Some have asked me “is the chemo working”? This is an interesting question. The way my doctors have described it to me is that after my surgery, chemo therapy and hormonal therapy thereafter, is like an insurance policy against any rogue cells that my have traveled away from my tumors into other areas of my body prior to surgery. There’s really no way to know (other than scans) if they are there in number large enough to be called cancer, so if they are there, chemo should theoretically knock ’em out, kill them off.

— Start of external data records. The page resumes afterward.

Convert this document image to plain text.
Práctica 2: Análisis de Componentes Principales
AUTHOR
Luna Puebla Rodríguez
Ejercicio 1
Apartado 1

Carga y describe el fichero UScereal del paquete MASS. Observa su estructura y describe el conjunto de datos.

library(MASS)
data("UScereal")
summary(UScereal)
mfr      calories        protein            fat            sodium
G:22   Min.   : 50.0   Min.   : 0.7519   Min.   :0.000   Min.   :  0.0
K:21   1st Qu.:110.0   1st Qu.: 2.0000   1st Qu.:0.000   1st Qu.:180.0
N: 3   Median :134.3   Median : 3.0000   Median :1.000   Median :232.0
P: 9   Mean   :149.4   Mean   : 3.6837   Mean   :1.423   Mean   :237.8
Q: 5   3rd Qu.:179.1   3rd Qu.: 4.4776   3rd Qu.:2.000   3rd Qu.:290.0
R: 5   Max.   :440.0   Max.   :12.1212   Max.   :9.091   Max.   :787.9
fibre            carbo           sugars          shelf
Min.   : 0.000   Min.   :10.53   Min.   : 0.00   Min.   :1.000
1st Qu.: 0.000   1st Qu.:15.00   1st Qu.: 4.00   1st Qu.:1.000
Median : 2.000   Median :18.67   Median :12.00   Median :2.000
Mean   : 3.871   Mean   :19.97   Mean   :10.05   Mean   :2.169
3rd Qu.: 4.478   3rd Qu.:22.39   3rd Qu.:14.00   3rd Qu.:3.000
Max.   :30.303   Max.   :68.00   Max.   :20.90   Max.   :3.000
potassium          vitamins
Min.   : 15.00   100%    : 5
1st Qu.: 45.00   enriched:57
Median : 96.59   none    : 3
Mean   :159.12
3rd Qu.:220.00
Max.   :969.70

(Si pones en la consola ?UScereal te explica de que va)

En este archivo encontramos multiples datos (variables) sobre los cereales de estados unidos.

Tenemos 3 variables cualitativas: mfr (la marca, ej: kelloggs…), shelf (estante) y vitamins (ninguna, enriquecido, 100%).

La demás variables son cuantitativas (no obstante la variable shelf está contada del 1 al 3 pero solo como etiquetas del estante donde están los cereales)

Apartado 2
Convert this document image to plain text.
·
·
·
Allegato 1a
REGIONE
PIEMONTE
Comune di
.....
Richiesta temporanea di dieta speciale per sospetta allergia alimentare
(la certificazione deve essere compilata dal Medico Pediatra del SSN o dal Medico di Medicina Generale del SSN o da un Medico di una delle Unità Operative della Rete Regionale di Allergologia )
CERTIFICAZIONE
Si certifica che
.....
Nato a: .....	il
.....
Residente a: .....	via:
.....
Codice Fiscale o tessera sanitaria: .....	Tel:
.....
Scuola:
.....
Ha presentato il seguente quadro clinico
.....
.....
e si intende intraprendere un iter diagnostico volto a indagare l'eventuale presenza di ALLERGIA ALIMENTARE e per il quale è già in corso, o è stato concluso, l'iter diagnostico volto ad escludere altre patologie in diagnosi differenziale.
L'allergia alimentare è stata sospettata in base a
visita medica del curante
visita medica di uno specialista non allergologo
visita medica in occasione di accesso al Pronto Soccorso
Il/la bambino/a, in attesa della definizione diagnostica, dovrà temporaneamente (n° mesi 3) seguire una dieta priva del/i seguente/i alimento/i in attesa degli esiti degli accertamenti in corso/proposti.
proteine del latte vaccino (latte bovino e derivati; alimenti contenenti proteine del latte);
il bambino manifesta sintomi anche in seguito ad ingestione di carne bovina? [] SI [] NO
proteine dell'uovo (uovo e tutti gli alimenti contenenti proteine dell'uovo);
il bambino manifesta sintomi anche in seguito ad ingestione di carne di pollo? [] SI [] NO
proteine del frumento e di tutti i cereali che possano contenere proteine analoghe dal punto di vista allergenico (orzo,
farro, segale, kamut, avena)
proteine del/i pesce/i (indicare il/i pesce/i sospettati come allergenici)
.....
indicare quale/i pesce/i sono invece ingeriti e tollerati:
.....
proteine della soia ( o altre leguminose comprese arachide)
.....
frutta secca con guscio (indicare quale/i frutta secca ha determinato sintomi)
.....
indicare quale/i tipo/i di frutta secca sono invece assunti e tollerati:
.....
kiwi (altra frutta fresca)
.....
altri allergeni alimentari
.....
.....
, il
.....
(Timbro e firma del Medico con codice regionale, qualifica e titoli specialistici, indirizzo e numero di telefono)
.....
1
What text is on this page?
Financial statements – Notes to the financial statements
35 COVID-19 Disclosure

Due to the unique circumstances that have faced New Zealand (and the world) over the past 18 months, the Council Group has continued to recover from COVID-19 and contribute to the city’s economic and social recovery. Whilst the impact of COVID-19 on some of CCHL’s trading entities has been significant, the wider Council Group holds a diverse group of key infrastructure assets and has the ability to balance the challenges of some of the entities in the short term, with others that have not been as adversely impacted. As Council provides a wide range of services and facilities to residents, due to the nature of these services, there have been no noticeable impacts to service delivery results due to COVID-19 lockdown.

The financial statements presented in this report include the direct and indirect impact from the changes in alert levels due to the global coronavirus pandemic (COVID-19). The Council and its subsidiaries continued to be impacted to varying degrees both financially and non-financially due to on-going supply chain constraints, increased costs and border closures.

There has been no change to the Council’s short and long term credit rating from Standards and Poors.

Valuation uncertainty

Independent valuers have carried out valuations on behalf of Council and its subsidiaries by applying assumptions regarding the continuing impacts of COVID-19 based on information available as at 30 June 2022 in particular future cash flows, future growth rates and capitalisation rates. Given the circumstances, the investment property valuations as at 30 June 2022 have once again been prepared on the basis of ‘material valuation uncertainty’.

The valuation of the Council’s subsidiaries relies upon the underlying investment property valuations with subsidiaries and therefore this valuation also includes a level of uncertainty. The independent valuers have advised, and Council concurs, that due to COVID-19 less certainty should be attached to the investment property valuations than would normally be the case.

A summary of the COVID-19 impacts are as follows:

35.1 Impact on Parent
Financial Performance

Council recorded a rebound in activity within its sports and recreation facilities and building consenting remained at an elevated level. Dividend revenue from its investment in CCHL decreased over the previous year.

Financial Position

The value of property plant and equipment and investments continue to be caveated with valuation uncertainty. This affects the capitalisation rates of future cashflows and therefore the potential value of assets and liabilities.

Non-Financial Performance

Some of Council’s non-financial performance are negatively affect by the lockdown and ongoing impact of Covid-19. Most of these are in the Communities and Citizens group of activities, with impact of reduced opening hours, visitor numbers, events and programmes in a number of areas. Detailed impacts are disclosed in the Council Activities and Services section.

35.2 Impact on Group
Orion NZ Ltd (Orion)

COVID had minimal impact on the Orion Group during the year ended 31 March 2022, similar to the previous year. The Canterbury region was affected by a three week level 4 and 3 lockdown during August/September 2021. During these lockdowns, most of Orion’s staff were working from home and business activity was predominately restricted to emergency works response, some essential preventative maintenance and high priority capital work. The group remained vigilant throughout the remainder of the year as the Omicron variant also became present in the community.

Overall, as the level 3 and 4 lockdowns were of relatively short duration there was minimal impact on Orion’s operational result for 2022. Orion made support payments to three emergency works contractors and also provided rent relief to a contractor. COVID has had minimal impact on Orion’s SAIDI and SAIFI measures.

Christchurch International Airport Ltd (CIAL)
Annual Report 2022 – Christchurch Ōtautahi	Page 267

Scans might light up “something” but what that ‘something ‘,is, or could be is very speculative (since scans light up everything, both concerning and non-concerning) for someone at my stage and a wild goose chase , all the while biopsying and surgically going after quite probably nothing, especially without symptoms or blood work concerns. That’s just not practical. The one thing they are checking regularly are my heart and liver funtions, and my healthy breast, every 4 – 6 months, liver function every 3 weeks. Other than that, they are going off statitics of this therapy and results obtained through years of studying other women. I hope that clarifies this.
I talked to my sister the other night for a long time. She lives in another state, and I haven’t seen her in almost a year. I told her if I wrote a book one day I think it would be titled We All Have A Story. We do! Every person I meet along this journey, including my own family, has a story to tell of pain, disappointment, struggle, healing, determination (This is me and my sister, Diane,in Las Vegas where shelives, last April) and God’s grace in their lives. I am not unique to this. I draw a lot of encouragement hearing the stories from other people and how they have found stength to run the race before them. Cancer is just one of many tools God has to bring us closer to Himself, a reliance upon Him, and an acknowledgement of His power. Once you’ve experienced it, there’s no turning back and you want to tell your story!
Thank you again for your prayers and please continue to ask God that this nausea subside so I can feel myself again very soon.